The Gary's of the work world are often a thousand miles wide and about an inch deep, so instead of trying to outshine him, throw him some questions that are out of his depth and see if he can swim. The key is to ask for specificity.

Example:

"We all agree we'd like to get a great result here & that it could be in everyone's best interest if we are selective about who takes on which role.

So can you please tell us the last time you did (this complex task), the specific result you got, who worked with you and why you're the right person for this job?"

This is a straight up question, based on fair criteria. Once he answers -- which will typically be very light on details, you can try this follow up question:

"So what you're saying is if we follow the same steps you did, we should expect (specific desirable end result)?

I think we're all looking forward to hearing more about your great work and how it will take us to (our goal) faster. Can you elaborate?"

This will raise everyone's expectations about what the person in that role needs to accomplish and put moderate pressure on Gary to either step up or step aside so someone more competent can take on the task.

Sycophantic Suzy

Suzi is the boss's favorite. The apple in his eye, the "can do no wrong" employee who is continually put in situations that are clearly over her head. Watch out when she gets assigned by a bully to foul-up your team project.

While not a bully per se, the problem with a Suzy is that her lack of competence will rub off on you -- especially if she or her superiors starve you of the resources, decision-making authority and people you need to do the job well.

The other danger is that if Suzi tries to do it on her own, your and your other co-workers reputations can be smeared by association.

In these situations, it's best to either play on Suzi's fears that she may be risking disapproval from the boss if she does a shoddy job OR position yourself as someone who can help her look good.

A combination of two might work best.

It's vital that you hide your ambitions here by providing proof that "your way" works better and to paint a vivid picture of the end result she wants to accomplish.

The critical element to leave out for the moment is 'how' it is to be accomplished. That's what she will look for you to do.

Your other co-workers may not respond to Suzi leading the charge, but they may "buy in" if they know you are driving the project behind the scenes.

Be sure that you establish the "wink, wink" that you are not choosing Suzi's side, but rather massaging the situation so everyone can arrive at the end result they want.

Can you see how this approach bucks the pattern of the other two co-workers?

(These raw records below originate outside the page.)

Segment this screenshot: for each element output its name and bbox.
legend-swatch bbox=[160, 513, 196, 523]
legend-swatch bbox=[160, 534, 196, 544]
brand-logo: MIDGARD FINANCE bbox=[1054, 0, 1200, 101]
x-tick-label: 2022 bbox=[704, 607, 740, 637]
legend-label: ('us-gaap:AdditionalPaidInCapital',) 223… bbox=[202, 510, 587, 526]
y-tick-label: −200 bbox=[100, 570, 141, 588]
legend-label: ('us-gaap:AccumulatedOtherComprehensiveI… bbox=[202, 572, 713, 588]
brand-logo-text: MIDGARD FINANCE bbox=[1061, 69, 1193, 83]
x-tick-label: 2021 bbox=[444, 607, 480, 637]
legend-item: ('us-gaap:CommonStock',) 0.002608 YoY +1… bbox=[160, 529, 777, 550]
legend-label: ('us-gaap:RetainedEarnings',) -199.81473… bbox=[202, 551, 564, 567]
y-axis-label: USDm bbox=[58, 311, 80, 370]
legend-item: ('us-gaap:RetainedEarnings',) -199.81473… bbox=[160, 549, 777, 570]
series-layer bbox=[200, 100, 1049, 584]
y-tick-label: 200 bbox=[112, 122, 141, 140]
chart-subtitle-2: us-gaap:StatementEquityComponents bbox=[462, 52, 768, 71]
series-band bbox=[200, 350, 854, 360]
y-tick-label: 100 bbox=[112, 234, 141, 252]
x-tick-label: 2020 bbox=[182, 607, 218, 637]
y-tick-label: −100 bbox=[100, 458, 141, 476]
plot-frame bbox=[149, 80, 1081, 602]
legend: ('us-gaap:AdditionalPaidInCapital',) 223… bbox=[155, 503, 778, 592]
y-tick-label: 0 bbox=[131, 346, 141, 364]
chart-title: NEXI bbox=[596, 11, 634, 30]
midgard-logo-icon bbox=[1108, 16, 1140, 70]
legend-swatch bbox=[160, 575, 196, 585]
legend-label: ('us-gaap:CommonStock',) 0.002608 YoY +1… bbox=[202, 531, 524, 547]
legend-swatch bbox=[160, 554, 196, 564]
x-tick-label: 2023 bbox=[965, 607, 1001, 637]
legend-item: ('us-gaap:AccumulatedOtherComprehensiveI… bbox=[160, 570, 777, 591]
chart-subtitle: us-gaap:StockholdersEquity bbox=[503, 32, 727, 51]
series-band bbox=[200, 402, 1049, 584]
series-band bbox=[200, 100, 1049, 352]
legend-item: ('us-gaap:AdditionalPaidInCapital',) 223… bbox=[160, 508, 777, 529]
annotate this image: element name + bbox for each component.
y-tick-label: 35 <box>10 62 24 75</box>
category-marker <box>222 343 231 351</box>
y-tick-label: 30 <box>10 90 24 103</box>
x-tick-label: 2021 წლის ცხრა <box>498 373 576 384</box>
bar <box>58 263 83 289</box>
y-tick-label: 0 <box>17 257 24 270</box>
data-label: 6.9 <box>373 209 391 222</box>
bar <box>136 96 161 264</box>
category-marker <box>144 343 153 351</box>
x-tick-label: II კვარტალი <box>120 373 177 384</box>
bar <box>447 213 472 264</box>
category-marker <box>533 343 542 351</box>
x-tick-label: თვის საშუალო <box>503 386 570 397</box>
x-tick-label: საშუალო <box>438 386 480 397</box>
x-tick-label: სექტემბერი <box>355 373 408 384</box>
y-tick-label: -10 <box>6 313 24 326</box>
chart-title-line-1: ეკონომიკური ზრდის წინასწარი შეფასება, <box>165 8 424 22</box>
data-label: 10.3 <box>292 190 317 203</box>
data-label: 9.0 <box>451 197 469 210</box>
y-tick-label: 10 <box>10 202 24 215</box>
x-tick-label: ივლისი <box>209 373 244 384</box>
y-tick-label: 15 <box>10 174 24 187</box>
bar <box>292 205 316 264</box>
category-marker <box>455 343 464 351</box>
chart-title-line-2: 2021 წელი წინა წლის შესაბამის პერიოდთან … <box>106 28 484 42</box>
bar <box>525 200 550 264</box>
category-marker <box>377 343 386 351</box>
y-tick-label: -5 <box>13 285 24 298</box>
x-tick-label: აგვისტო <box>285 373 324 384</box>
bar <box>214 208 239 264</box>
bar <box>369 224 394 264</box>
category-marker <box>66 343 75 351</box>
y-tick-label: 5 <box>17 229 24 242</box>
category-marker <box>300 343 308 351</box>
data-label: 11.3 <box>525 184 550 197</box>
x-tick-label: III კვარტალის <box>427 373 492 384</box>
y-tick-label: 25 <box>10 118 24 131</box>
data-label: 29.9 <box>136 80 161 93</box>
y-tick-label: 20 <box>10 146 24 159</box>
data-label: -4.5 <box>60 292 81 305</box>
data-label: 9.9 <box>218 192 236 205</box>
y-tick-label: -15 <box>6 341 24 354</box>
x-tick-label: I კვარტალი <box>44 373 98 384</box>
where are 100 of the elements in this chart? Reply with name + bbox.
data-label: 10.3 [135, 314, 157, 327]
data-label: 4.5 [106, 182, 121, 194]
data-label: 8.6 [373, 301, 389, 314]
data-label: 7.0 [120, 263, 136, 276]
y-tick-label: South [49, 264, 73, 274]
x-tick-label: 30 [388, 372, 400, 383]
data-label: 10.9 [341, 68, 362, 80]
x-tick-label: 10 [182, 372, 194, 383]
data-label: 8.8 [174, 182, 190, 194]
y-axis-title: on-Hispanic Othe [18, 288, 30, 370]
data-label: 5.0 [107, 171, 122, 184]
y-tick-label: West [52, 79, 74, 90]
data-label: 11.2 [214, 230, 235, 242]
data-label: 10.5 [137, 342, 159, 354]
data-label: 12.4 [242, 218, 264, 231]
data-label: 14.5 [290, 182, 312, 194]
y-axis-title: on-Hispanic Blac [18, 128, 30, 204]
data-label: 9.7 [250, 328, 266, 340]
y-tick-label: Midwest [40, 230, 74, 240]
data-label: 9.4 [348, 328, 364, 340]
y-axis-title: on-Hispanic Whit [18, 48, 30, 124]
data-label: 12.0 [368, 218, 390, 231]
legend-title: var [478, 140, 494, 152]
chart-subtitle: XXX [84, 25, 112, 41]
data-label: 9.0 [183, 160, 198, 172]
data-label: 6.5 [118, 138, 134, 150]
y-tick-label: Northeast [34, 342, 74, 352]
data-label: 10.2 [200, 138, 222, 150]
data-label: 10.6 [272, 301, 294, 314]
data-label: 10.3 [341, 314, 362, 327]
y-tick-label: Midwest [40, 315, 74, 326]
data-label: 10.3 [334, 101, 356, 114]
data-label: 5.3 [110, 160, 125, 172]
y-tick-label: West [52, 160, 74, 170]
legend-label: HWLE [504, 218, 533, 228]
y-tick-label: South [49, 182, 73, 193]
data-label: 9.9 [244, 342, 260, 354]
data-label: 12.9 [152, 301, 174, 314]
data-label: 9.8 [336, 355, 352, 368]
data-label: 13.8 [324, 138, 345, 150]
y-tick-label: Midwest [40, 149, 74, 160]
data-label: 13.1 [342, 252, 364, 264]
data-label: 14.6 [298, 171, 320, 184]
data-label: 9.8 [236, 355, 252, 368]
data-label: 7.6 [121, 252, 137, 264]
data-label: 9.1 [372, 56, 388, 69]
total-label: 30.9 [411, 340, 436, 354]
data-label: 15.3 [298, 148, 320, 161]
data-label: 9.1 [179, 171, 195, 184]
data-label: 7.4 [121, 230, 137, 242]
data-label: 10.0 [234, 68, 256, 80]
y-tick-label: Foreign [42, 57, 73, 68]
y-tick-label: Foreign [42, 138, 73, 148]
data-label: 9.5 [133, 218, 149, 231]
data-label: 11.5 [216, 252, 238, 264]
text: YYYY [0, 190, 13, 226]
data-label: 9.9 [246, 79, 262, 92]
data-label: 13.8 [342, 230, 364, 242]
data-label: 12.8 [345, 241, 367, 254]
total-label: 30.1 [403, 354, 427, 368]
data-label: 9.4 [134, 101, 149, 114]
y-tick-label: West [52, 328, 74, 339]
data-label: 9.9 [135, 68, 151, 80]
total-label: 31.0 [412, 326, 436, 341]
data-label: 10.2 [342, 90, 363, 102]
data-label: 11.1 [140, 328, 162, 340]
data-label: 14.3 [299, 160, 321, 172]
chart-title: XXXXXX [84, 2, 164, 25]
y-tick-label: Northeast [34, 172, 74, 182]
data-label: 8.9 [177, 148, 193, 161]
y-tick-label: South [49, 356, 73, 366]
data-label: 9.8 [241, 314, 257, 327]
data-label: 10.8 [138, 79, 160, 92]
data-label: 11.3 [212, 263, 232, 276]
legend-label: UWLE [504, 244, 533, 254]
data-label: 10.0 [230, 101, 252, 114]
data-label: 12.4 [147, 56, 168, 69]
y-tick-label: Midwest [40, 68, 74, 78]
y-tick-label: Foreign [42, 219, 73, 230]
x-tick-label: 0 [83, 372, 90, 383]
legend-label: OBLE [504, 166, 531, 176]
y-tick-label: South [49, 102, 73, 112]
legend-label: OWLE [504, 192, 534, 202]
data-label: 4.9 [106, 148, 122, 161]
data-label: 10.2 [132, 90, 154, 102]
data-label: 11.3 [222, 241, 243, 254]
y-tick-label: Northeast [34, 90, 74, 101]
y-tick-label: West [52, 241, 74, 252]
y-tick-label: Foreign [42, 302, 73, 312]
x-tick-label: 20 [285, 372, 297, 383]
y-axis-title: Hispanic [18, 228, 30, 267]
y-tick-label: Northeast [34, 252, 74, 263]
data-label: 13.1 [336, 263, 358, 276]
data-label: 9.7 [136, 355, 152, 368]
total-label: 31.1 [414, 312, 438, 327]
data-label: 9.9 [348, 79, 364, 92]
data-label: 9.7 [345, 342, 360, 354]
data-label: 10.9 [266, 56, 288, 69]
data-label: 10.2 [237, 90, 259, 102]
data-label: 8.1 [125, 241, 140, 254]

Bossy or brash co-workers need to be put in their place. Sycophants, however, need to be coddled & made to feel doing it your way was "their idea in the first place".

Here's Your Action Steps:

Figure out what type of co-worker you are dealing with & then find out what the other people in your group want to achieve- so that no matter how "bad" the bully is, they will follow your lead.

Why? Because you are demonstrating that you have their best interests in mind. No amount of persuading, pleading or coddling will get the "good" co-workers on your side if you don't have their best interests in heart.